J’ai l’impression que la cocaïne n’est plus la drogue du riche

"J’ai l’impression que la cocaïne n’est plus la drogue du riche", dit-il en observant les sommes d’argent interceptées et les quantités de drogue saisies. "Ce qu’on parvient à intercepter n’est qu’une infime partie" de ce qui circule. "Cela veut dire que pas mal de gens ont besoin de cette crasse qu’est la drogue et la consomment. Les mafias sud-américaines ont vu une potentialité de croissance infinie en Europe. Le problème c’est qu’Anvers en est la principale porte d’entrée".

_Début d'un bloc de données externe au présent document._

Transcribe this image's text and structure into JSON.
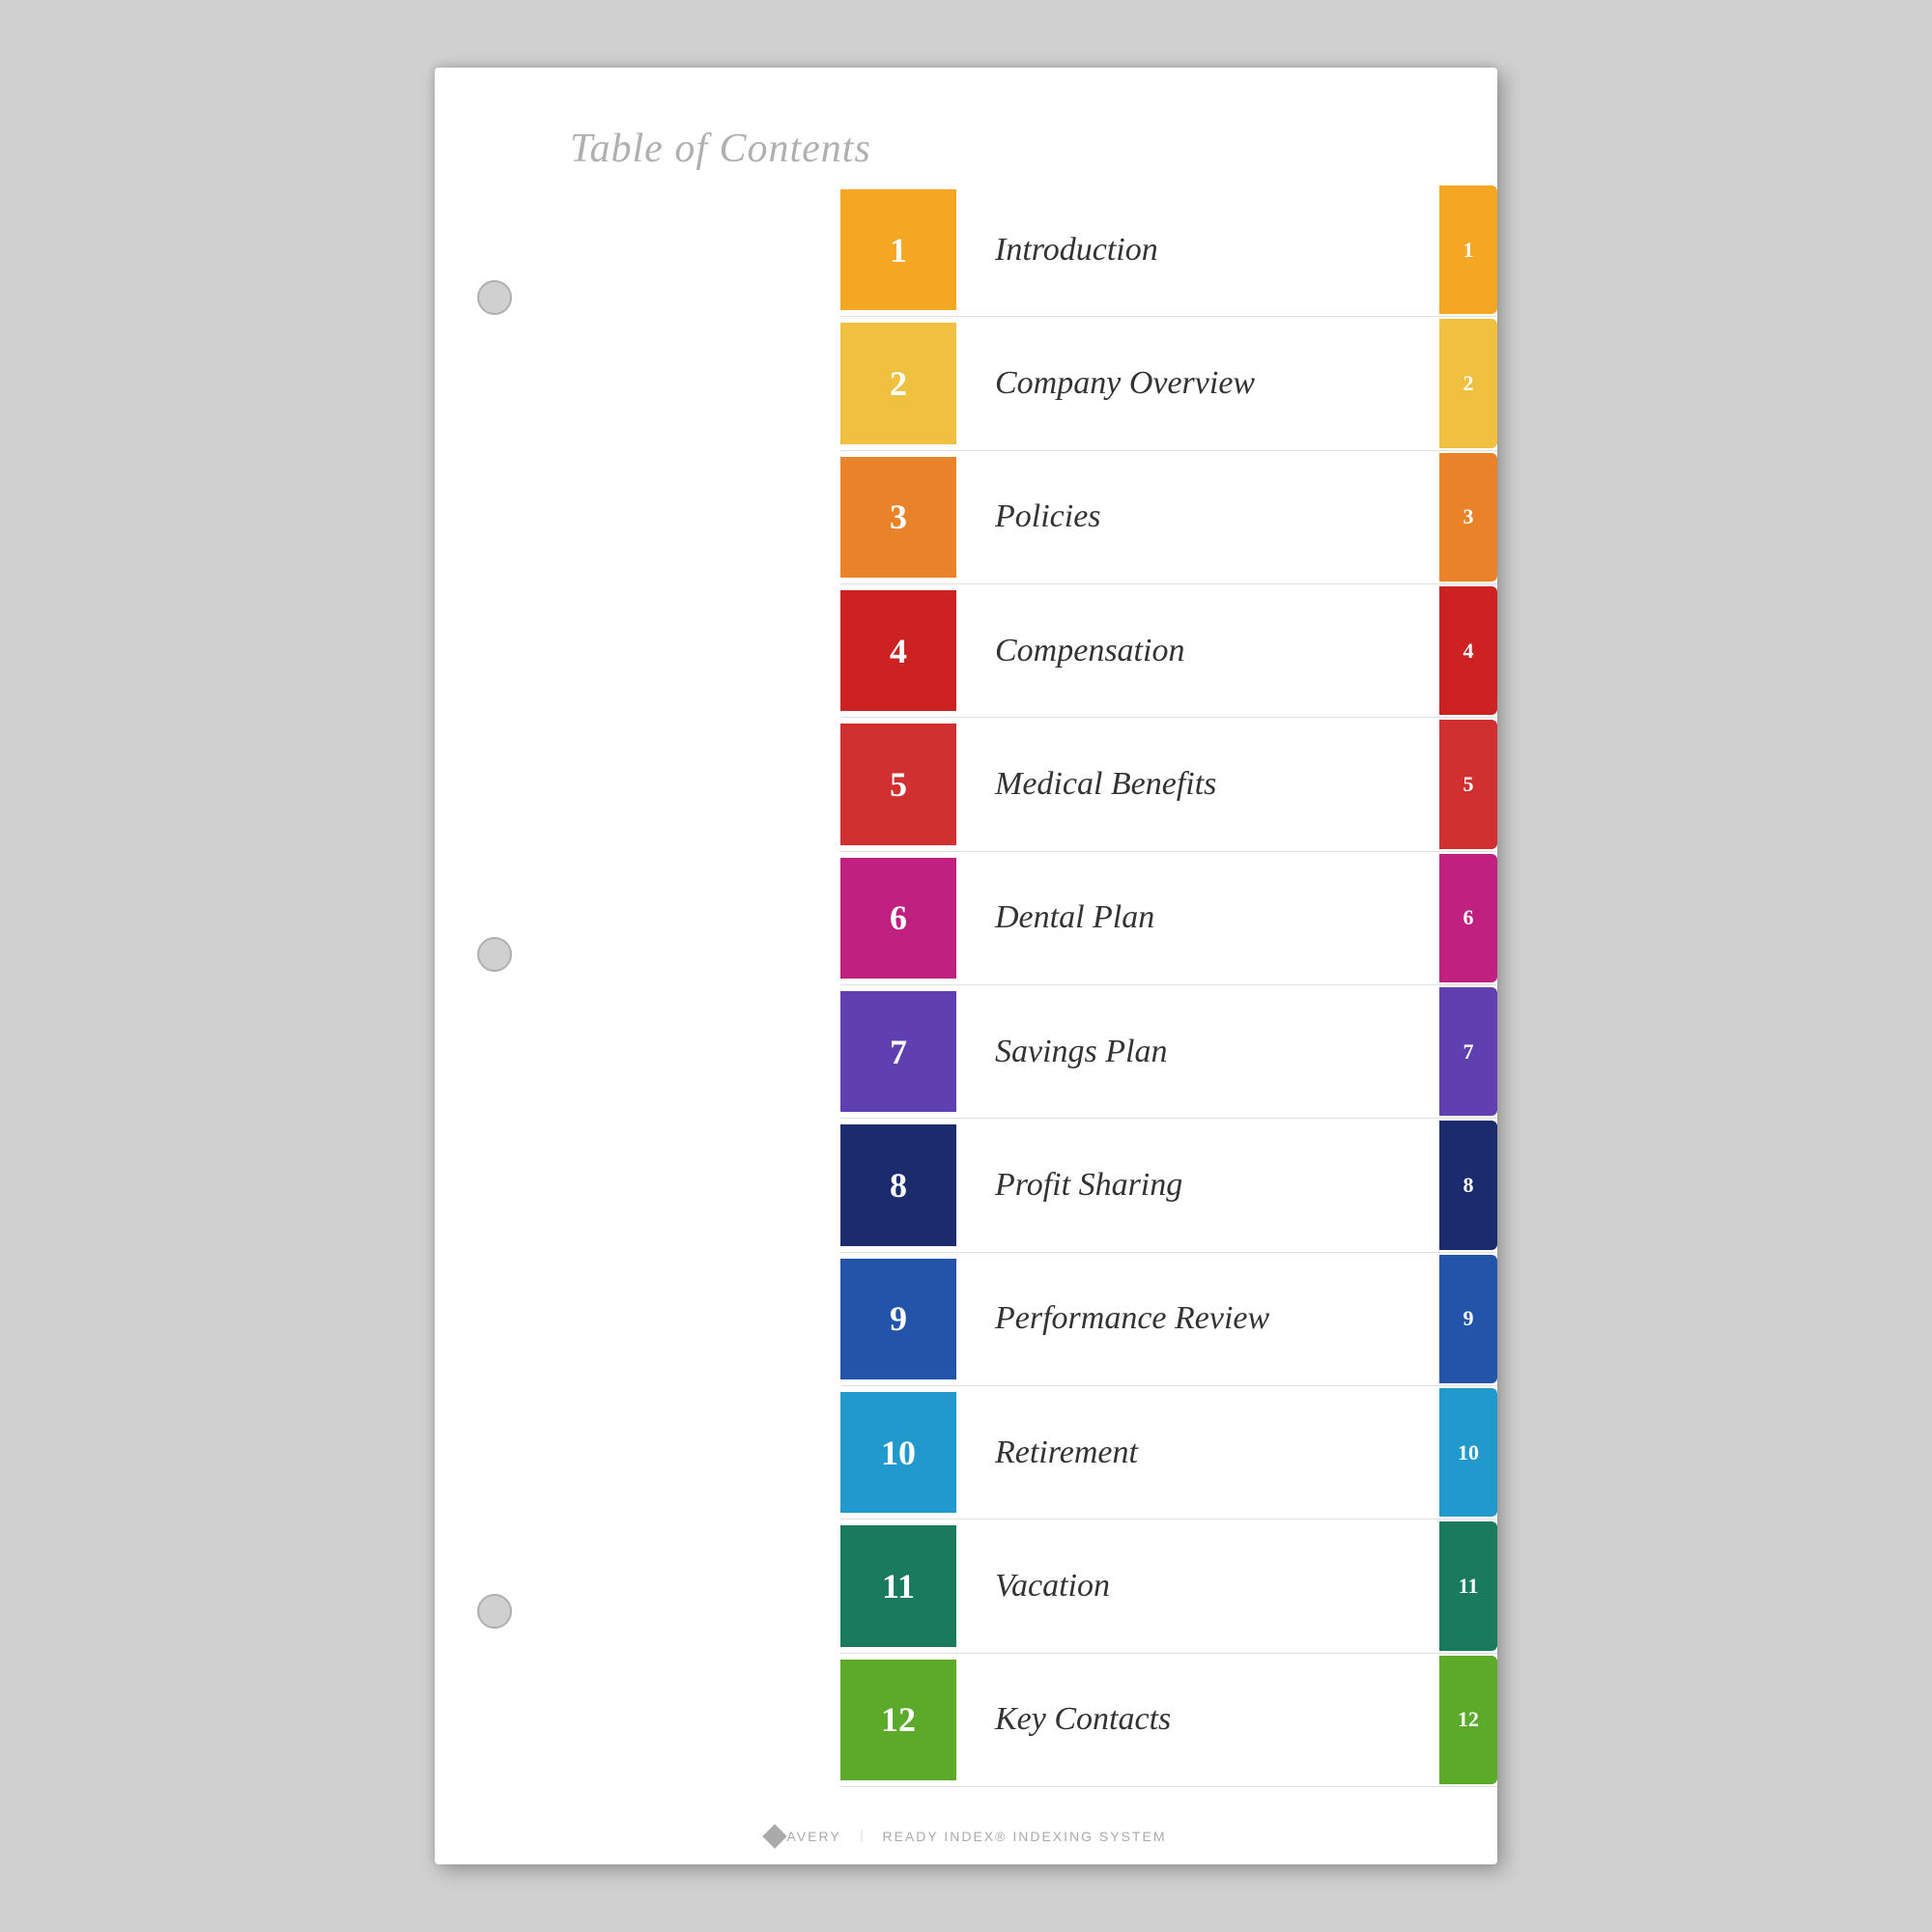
{
  "title": "Table of Contents",
  "footer": {
    "brand": "AVERY",
    "product": "READY INDEX® INDEXING SYSTEM"
  },
  "items": [
    {
      "number": "1",
      "label": "Introduction",
      "numColor": "#F5A623",
      "tabColor": "#F5A623",
      "tabNumber": "1"
    },
    {
      "number": "2",
      "label": "Company Overview",
      "numColor": "#F0C040",
      "tabColor": "#F0C040",
      "tabNumber": "2"
    },
    {
      "number": "3",
      "label": "Policies",
      "numColor": "#E8832A",
      "tabColor": "#E8832A",
      "tabNumber": "3"
    },
    {
      "number": "4",
      "label": "Compensation",
      "numColor": "#CC2222",
      "tabColor": "#CC2222",
      "tabNumber": "4"
    },
    {
      "number": "5",
      "label": "Medical Benefits",
      "numColor": "#D03030",
      "tabColor": "#D03030",
      "tabNumber": "5"
    },
    {
      "number": "6",
      "label": "Dental Plan",
      "numColor": "#C02080",
      "tabColor": "#C02080",
      "tabNumber": "6"
    },
    {
      "number": "7",
      "label": "Savings Plan",
      "numColor": "#6040B0",
      "tabColor": "#6040B0",
      "tabNumber": "7"
    },
    {
      "number": "8",
      "label": "Profit Sharing",
      "numColor": "#1A2C6E",
      "tabColor": "#1A2C6E",
      "tabNumber": "8"
    },
    {
      "number": "9",
      "label": "Performance Review",
      "numColor": "#2255AA",
      "tabColor": "#2255AA",
      "tabNumber": "9"
    },
    {
      "number": "10",
      "label": "Retirement",
      "numColor": "#2299CC",
      "tabColor": "#2299CC",
      "tabNumber": "10"
    },
    {
      "number": "11",
      "label": "Vacation",
      "numColor": "#1A7A5E",
      "tabColor": "#1A7A5E",
      "tabNumber": "11"
    },
    {
      "number": "12",
      "label": "Key Contacts",
      "numColor": "#5BAA2A",
      "tabColor": "#5BAA2A",
      "tabNumber": "12"
    }
  ]
}
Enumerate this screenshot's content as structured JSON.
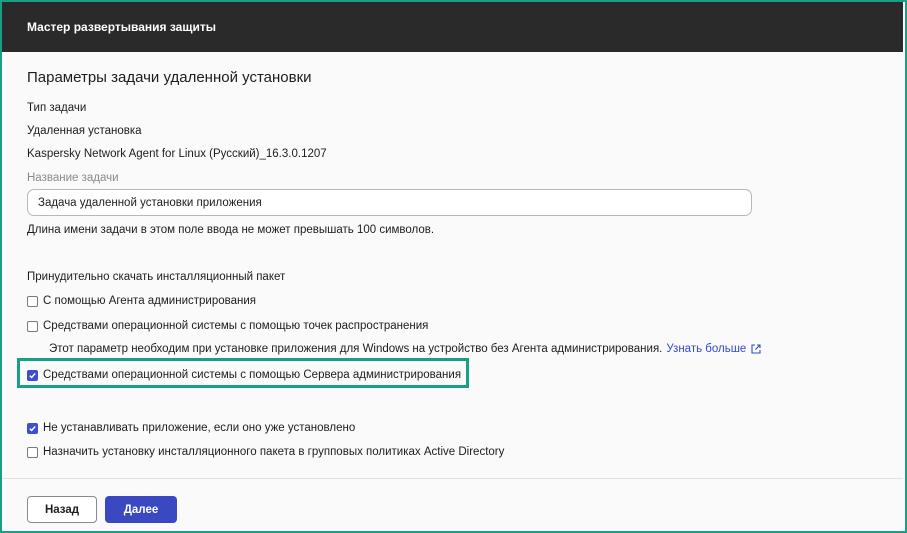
{
  "window": {
    "title": "Мастер развертывания защиты"
  },
  "main": {
    "heading": "Параметры задачи удаленной установки",
    "task_type_label": "Тип задачи",
    "task_type_value": "Удаленная установка",
    "package": "Kaspersky Network Agent for Linux (Русский)_16.3.0.1207",
    "task_name_label": "Название задачи",
    "task_name_value": "Задача удаленной установки приложения",
    "task_name_hint": "Длина имени задачи в этом поле ввода не может превышать 100 символов.",
    "force_download_label": "Принудительно скачать инсталляционный пакет",
    "options": [
      {
        "label": "С помощью Агента администрирования",
        "checked": false
      },
      {
        "label": "Средствами операционной системы с помощью точек распространения",
        "checked": false
      },
      {
        "label": "Средствами операционной системы с помощью Сервера администрирования",
        "checked": true
      }
    ],
    "distribution_note": "Этот параметр необходим при установке приложения для Windows на устройство без Агента администрирования.",
    "learn_more_link": "Узнать больше",
    "extra_options": [
      {
        "label": "Не устанавливать приложение, если оно уже установлено",
        "checked": true
      },
      {
        "label": "Назначить установку инсталляционного пакета в групповых политиках Active Directory",
        "checked": false
      }
    ]
  },
  "footer": {
    "back_label": "Назад",
    "next_label": "Далее"
  },
  "colors": {
    "accent": "#3a48c2",
    "highlight": "#16a085",
    "titlebar": "#2a2a2a",
    "link": "#2f4bd1"
  },
  "icons": {
    "checkbox_checked": "check-icon",
    "external_link": "external-link-icon"
  }
}
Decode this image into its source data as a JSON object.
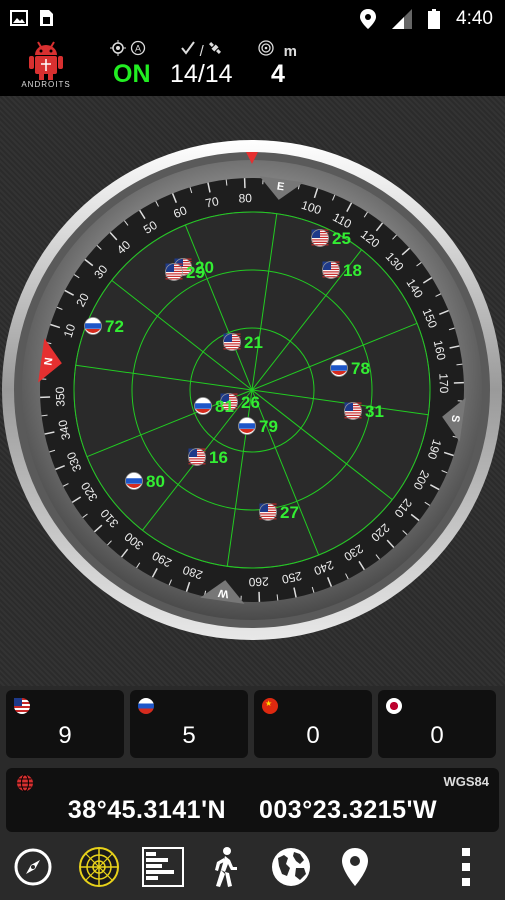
{
  "status_bar": {
    "time": "4:40",
    "left_icons": [
      "image-icon",
      "sim-card-icon"
    ],
    "right_icons": [
      "location-pin-icon",
      "signal-icon",
      "battery-icon"
    ]
  },
  "header": {
    "logo_text": "ANDROITS",
    "gps_state": "ON",
    "satellites_used": "14",
    "satellites_visible": "14",
    "separator": "/",
    "accuracy": "4",
    "accuracy_unit": "m",
    "state_color": "#22ee22"
  },
  "compass": {
    "cardinals": {
      "north": "N",
      "east": "E",
      "south": "S",
      "west": "W"
    },
    "accent_color": "#e53030",
    "grid_color": "#22cc22",
    "label_color": "#33ee33"
  },
  "satellites": [
    {
      "id": "25",
      "flag": "us"
    },
    {
      "id": "18",
      "flag": "us"
    },
    {
      "id": "20",
      "flag": "us"
    },
    {
      "id": "29",
      "flag": "us"
    },
    {
      "id": "72",
      "flag": "ru"
    },
    {
      "id": "21",
      "flag": "us"
    },
    {
      "id": "78",
      "flag": "ru"
    },
    {
      "id": "26",
      "flag": "us"
    },
    {
      "id": "81",
      "flag": "ru"
    },
    {
      "id": "31",
      "flag": "us"
    },
    {
      "id": "79",
      "flag": "ru"
    },
    {
      "id": "16",
      "flag": "us"
    },
    {
      "id": "80",
      "flag": "ru"
    },
    {
      "id": "27",
      "flag": "us"
    }
  ],
  "counts": [
    {
      "system": "us",
      "count": "9"
    },
    {
      "system": "ru",
      "count": "5"
    },
    {
      "system": "cn",
      "count": "0"
    },
    {
      "system": "jp",
      "count": "0"
    }
  ],
  "location": {
    "datum": "WGS84",
    "latitude": "38°45.3141'N",
    "longitude": "003°23.3215'W"
  },
  "nav": [
    "compass-icon",
    "radar-icon",
    "signal-bars-icon",
    "walking-person-icon",
    "globe-icon",
    "map-pin-icon",
    "more-vertical-icon"
  ]
}
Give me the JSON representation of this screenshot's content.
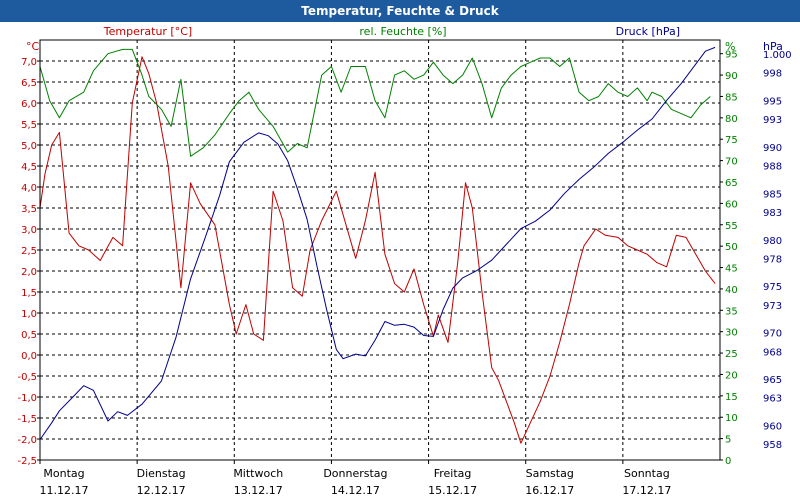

Le décryptage des conversations enregistrées grâce à l’infiltration du réseau SKY ECC "est une occasion unique, pour le moment on en est à 60% de possibilités de décryptage sur un milliard de communications qu’on a enregistrées sur deux ans. Cela concerne tous les étages de l’organisation et ses ramifications internationales. Les quatorze procureurs du Roi, les cinq procureurs généraux et le procureur fédéral travaillent ensemble dans ce dossier. Lors de l’intervention de mardi, 1100 hommes étaient sur le terrain mais cela va demander beaucoup de travail pour exploiter tous ces dossiers. Il est important de renforcer les effectifs de la police judiciaire. Les suites du dossier SKY ECC focalisent actuellement environ 500 policiers fédéraux judiciaires, soit un cinquième des effectifs, c’est clair que cela se fait au détriment d’autres problématiques très importantes", telles que le trafic des êtres humains ou la pédopornographie.

On a mis tous les moyens possibles et imaginables pour essayer de trouver Jurgen Conings

Frédéric Van Leeuw réagit aux propos tenus par le président du comité de suivi des services de renseignement, dit "comité R", Serge Lipszyc. Dans le magazine Wilfried, il mettait en cause la volonté de favoriser des mouvements extrémistes, notamment d’extrême-droite, dans certaines strates de l’État et s’interrogeait sur la façon dont le dossier Jürgen Conings a été suivi. "Si Jürgen Conings s’était appelé Mustafa, je pense que les choses se seraient déroulées autrement", avait-il déclaré.

"J’ai un peu avalé de travers sur certains points", dit-il. "On peut continuer à épiloguer sur le fait que le cadavre (de Jürgen Conings) se trouvait à 150 mètres de l’endroit où on s’est arrêté, mais on a mis tous les moyens possibles pour essayer de le retrouver. J’étais quand même à la tête des opérations. Il ne bénéficiait d’aucune protection. Les questions à se poser, c’est plutôt sur l’attitude par rapport à des signes extérieurs d’extrême-droite. Et là, il y a peut-être un recadrage à faire."